In some ways, this movie is pretty much its own thing with barely any connection with the manga, because the protagonist, Yo Hinomura, is an assassin known as Freeman, whose distinctive quirk is that he will shed a tear for his victim before he assassinates that sod. This quirk is shown once in this movie, and barely registers for the rest of it. Our heroine, Emu O’Hara, stumbles upon Yo murdering the son of a Yakuza boss in San Francisco, while celebrating her birthday by painting by the lake. Yes, she’s so sensitive like that. Even though she has just seen him gun down a man, or maybe it’s because of it because some women like their men crazy and violent, she develops a fascination with him that is reciprocated.

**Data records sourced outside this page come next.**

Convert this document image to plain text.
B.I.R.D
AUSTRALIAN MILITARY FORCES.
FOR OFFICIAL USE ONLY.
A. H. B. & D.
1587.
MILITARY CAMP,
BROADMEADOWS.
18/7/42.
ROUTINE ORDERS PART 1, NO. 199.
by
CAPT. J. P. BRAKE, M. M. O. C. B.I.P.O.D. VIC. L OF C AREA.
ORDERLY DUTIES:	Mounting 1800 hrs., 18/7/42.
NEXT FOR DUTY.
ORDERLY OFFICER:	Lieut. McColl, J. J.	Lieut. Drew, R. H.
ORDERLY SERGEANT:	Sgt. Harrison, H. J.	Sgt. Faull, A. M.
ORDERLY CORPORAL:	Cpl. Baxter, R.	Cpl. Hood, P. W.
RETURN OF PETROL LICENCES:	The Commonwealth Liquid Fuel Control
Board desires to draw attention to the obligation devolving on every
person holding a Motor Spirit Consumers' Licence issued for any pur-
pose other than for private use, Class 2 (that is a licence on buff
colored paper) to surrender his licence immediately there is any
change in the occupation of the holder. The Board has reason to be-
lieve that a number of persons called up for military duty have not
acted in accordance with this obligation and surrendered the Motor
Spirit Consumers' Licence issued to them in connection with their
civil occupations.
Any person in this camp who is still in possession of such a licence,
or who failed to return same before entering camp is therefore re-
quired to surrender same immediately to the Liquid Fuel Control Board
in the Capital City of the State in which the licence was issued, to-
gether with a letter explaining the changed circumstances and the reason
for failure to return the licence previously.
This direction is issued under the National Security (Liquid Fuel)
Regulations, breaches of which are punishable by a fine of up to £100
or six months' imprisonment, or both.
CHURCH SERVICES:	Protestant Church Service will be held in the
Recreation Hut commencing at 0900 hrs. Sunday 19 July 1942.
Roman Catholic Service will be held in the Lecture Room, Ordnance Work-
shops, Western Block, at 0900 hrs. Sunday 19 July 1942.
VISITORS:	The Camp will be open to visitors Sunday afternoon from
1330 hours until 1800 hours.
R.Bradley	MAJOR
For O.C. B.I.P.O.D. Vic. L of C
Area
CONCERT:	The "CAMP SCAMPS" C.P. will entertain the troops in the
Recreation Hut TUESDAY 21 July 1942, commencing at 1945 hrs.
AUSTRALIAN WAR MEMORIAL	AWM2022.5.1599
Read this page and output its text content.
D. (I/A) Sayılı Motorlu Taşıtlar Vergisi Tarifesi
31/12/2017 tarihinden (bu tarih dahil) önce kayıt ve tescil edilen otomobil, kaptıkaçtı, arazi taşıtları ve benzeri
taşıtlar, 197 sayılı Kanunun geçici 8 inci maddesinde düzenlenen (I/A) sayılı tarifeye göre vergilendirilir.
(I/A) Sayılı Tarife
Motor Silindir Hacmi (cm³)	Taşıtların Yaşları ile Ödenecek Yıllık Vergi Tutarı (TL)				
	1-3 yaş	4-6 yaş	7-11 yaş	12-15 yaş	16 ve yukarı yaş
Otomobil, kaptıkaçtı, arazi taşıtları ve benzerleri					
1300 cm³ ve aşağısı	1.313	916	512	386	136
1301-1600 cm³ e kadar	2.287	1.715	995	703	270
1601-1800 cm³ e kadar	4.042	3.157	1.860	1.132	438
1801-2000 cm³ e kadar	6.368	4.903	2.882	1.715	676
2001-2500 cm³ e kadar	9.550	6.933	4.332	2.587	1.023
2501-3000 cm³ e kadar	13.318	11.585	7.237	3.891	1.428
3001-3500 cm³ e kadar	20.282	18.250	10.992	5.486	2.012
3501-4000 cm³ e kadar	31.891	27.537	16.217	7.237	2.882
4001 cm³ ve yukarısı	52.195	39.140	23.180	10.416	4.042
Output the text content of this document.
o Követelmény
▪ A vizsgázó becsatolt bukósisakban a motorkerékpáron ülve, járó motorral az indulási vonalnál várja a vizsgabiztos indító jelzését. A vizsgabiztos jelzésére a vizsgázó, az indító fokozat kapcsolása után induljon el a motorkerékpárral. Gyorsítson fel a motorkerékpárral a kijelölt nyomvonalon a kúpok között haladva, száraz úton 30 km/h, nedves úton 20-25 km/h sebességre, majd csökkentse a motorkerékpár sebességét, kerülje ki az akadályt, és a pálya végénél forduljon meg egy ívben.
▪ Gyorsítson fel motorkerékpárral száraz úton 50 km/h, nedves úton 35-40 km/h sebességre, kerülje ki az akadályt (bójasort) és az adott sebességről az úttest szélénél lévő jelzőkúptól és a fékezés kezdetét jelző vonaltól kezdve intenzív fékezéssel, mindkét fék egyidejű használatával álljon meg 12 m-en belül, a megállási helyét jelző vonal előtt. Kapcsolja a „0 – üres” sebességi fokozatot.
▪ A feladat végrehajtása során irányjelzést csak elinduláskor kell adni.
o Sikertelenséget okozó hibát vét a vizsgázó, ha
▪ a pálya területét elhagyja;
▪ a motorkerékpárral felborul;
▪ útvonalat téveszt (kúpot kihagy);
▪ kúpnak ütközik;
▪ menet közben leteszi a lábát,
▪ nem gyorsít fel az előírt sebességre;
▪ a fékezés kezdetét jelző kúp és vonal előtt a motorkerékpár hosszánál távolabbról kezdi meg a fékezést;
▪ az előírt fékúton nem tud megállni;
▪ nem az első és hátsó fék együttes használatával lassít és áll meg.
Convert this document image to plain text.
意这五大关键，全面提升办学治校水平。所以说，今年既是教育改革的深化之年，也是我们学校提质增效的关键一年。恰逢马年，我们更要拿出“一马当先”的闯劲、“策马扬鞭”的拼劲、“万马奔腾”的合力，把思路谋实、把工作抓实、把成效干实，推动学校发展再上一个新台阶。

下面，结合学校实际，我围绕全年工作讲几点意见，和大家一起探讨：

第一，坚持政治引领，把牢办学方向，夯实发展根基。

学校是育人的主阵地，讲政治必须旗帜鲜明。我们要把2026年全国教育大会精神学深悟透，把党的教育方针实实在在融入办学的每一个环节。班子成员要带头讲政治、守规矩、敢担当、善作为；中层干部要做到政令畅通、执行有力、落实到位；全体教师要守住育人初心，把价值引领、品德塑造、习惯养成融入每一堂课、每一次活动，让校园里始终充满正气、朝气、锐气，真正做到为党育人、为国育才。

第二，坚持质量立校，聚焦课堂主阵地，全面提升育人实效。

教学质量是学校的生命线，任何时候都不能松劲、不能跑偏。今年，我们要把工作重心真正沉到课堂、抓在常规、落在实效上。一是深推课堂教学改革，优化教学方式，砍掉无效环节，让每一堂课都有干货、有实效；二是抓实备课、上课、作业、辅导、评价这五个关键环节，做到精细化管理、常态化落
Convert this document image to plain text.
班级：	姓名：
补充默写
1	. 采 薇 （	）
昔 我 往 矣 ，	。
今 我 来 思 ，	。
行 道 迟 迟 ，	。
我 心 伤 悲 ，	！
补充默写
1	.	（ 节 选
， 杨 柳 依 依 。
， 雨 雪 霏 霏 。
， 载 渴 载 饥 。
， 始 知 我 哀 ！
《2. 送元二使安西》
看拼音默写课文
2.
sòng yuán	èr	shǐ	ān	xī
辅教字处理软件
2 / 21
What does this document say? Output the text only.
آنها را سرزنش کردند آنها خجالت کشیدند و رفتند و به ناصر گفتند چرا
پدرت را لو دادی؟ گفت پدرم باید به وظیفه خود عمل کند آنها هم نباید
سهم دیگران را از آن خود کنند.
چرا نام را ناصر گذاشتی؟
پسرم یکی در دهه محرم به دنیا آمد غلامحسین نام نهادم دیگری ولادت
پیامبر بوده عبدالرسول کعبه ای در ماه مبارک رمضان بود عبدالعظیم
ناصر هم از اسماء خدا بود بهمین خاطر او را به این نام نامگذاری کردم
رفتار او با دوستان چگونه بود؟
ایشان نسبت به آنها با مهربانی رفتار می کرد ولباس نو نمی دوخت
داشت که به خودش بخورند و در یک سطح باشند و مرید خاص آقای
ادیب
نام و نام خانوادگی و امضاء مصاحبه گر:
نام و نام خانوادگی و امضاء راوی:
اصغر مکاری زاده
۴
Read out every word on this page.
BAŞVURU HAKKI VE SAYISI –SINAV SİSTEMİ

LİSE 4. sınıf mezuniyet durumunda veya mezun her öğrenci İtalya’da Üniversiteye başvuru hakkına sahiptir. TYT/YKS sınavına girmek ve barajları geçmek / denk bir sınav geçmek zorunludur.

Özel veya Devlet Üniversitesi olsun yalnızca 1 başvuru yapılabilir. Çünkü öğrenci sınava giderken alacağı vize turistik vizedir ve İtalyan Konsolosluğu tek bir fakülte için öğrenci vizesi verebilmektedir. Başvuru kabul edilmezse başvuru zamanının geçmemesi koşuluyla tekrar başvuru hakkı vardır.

Hence, the two embark on an affair even as Yo’s enemies close in around them. By killing the son of the Yakuza boss, our hero has become an unwitting pawn in a war between two feuding Yakuza families, but come on, Yo is the kind of guy who looks hot and dangerous while demolishing his enemies in only a jockstrap. Well hello there, Mr Dacascos. Also, Yo’s handler Koh, who is tasked to keep an eye on Yo and make sure that assassin doesn’t stray from their organization’s code and what not, is becoming increasingly unhappy that Yo is not only letting a witness live, he is shacking up with her to boot.
One thing this movie does right is the atmosphere. Everything here is so wildly melodramatic that it is hard to take the movie seriously, and that’s a good thing because this movie has enough wooden acting, ludicrous plot developments, and bad dialogues (I’m looking at Detective Netah). Treating this movie like it’s serious business is one way to get an aneurysm quickly. It is far easier to enjoy it as a nonsensical, full-filled B-grade flick with a hero that isn’t ashamed to parade his rear end in a jockstrap while kicking his opponents’ rear ends. The fight scenes are ridiculous, of course, in terms of defying gravity and what not, but they are also slick and stylish to the point that it is just so good to watch and wallow in the whole nonsensical over the top nature of this movie. Seriously, at the penultimate moment of this movie, Emu is just standing there in a lovely kimono, twirling an umbrella like an arty geisha, while havoc explodes all around her. Style over substance? Oh, absolutely, and in this case, wonderfully.
So, what can I say? Crying Freeman is easily one of the better Western adaptations of an Eastern manga out there, not that there is much competition in that area in the first place. It’s also a hilariously fun bad movie in its own right, so it’s certainly worth a look if only for the laughs and for Mr Dacascos’s buns on display.